17 Julho 2020
Mais da metade da população mundial é pobre: um problema notório e predominante na humanidade, mas evitável. Por que extinguir a pobreza não é prioridade? Desde a infância, diversos fatores incidem no desenvolvimento potencial do órgão chave no organismo humano: o cérebro.
“Nos últimos cinco anos, os estudos da neurociência e a psicologia do desenvolvimento relacionados à pobreza foram atualizados. As primeiras provas empíricas, com informação de nível neural, vinculadas ao sistema nervoso, surgem a partir de 2003. Nos 17 anos, os estudos e a evidência foram muito ampliados”, explica o psicólogo Sebastián Lipina, que aborda o tema em seu livro “Pobre cerebro. Lo que la neurociencia nos propone pensar y hacer acerca de los efectos de la pobreza sobre el desarrollo cognitivo y emocional” (Siglo XXI/ampliado e atualizado).
A entrevista é de Gisela Daus, publicada por Clarín-Revista Ñ e reproduzida por Viento Sur, 15-07-2020. A tradução é do Cepat.
“Como fruto desse trabalho e de esforços semelhantes de outros pesquisadores, lançaremos, em um mês, a primeira rede virtual internacional de pesquisas em neurociência e pobreza, pela qual seremos responsáveis junto com a doutora Martha Farah: uma página web com publicações, contatos para consultar os pesquisadores do mundo que trabalham nessa área e que colocam seu trabalho à disposição do planeta, gratuitamente”, explica o autor, em uma videochamada com Ñ.
Que descobertas recentes destaca em seu campo de trabalho e por quê?
A área amadureceu, há mais consciência do caráter associativo dos resultados.
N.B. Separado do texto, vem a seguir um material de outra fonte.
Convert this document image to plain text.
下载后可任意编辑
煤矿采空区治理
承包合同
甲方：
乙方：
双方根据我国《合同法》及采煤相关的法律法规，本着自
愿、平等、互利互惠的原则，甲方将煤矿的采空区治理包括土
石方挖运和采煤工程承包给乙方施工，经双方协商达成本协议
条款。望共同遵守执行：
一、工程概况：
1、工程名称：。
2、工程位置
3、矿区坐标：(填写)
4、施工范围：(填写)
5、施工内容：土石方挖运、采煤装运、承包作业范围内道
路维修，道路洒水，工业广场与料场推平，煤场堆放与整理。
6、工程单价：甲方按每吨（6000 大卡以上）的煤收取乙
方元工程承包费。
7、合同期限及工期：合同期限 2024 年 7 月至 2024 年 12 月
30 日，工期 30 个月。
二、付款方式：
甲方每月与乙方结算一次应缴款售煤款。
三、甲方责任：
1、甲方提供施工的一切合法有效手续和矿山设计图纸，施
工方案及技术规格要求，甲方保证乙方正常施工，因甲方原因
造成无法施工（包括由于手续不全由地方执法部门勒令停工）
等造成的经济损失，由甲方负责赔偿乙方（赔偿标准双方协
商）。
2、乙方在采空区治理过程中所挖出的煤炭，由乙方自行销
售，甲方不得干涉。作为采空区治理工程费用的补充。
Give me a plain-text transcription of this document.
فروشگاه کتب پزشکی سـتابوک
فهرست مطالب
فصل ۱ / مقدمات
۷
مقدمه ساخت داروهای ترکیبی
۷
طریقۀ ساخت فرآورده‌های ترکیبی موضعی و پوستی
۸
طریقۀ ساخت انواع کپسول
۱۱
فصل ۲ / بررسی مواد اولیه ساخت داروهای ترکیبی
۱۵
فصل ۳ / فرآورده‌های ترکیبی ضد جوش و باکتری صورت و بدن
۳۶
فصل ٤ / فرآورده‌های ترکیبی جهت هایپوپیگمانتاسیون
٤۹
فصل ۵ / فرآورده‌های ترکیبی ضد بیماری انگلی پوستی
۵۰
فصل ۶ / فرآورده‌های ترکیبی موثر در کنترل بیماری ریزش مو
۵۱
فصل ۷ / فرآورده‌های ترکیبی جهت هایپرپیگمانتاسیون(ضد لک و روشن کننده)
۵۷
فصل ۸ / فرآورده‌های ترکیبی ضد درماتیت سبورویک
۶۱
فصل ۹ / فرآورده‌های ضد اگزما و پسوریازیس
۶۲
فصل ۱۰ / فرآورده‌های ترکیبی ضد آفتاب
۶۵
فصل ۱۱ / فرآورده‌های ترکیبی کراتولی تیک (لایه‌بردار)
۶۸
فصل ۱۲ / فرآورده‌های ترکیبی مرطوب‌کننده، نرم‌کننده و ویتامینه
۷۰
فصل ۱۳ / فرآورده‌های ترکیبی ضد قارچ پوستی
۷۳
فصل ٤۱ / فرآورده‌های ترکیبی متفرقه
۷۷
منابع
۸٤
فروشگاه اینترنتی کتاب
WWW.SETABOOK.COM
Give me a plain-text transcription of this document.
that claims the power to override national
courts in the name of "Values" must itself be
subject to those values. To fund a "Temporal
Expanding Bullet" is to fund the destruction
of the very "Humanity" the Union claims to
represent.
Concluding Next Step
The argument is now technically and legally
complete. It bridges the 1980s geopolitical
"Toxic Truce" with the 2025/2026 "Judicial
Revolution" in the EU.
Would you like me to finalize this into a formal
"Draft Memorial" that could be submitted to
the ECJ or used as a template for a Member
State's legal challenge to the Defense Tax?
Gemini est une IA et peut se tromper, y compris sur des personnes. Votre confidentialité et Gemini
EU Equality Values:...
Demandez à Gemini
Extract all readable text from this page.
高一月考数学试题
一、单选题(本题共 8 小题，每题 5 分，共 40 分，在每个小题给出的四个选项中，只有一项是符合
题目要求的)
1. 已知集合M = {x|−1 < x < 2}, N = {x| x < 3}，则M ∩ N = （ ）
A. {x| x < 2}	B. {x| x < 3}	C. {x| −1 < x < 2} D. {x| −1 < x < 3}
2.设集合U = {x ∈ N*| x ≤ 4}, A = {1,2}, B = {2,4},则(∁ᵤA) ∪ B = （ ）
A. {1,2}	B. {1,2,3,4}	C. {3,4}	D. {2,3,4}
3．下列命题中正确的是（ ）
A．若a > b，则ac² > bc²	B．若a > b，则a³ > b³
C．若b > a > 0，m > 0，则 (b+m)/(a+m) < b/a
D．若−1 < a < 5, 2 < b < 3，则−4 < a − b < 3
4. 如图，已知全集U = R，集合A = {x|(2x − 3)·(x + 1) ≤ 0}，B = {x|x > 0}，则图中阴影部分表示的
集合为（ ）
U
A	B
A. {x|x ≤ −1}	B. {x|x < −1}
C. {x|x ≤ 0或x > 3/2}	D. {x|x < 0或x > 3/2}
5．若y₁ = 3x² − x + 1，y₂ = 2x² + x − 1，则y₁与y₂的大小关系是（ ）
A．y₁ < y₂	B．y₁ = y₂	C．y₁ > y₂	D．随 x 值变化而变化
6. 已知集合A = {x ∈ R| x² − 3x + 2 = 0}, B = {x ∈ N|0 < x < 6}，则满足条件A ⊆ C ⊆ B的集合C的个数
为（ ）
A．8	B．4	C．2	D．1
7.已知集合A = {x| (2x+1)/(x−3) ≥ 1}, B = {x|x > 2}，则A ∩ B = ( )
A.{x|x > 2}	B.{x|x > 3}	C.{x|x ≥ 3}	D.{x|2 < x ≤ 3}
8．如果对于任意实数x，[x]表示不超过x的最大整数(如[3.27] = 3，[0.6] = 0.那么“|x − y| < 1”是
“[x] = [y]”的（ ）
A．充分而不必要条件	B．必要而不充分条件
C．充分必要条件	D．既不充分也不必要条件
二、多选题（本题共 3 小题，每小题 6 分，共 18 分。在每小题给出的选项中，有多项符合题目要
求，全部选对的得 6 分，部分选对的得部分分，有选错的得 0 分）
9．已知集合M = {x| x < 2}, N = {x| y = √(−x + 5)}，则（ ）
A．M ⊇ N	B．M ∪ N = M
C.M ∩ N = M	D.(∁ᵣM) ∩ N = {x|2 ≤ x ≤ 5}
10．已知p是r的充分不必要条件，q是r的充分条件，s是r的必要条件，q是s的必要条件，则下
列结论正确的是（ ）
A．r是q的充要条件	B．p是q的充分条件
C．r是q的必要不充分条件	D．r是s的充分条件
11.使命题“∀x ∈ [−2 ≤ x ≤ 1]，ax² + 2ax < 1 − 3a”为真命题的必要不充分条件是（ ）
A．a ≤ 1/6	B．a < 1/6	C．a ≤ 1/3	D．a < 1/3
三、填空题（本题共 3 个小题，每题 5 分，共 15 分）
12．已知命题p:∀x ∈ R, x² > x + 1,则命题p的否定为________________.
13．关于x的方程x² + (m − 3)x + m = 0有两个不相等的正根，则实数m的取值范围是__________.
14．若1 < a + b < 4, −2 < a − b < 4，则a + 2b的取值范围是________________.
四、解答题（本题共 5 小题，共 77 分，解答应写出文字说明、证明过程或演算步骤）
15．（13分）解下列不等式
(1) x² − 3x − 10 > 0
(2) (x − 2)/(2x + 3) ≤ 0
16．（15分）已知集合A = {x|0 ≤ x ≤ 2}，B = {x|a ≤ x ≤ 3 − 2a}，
Ao analisar e comparar variáveis, é diferente olhar como se associam, os motivos pelos quais a pobreza se relaciona com o sistema nervoso e os efeitos que gera. A evidência disponível confirma e amplia o que outras disciplinas trazem: que crescer e viver na pobreza se relaciona com modificações do sistema nervoso em todos os seus níveis de análise. Ou seja, do genético-molecular ao funcionamento de milhões de células simultaneamente, como isso se inter-relaciona com condutas em diferentes contextos de desenvolvimento, no desempenho escolar ou simplesmente na expressão de condutas cotidianas.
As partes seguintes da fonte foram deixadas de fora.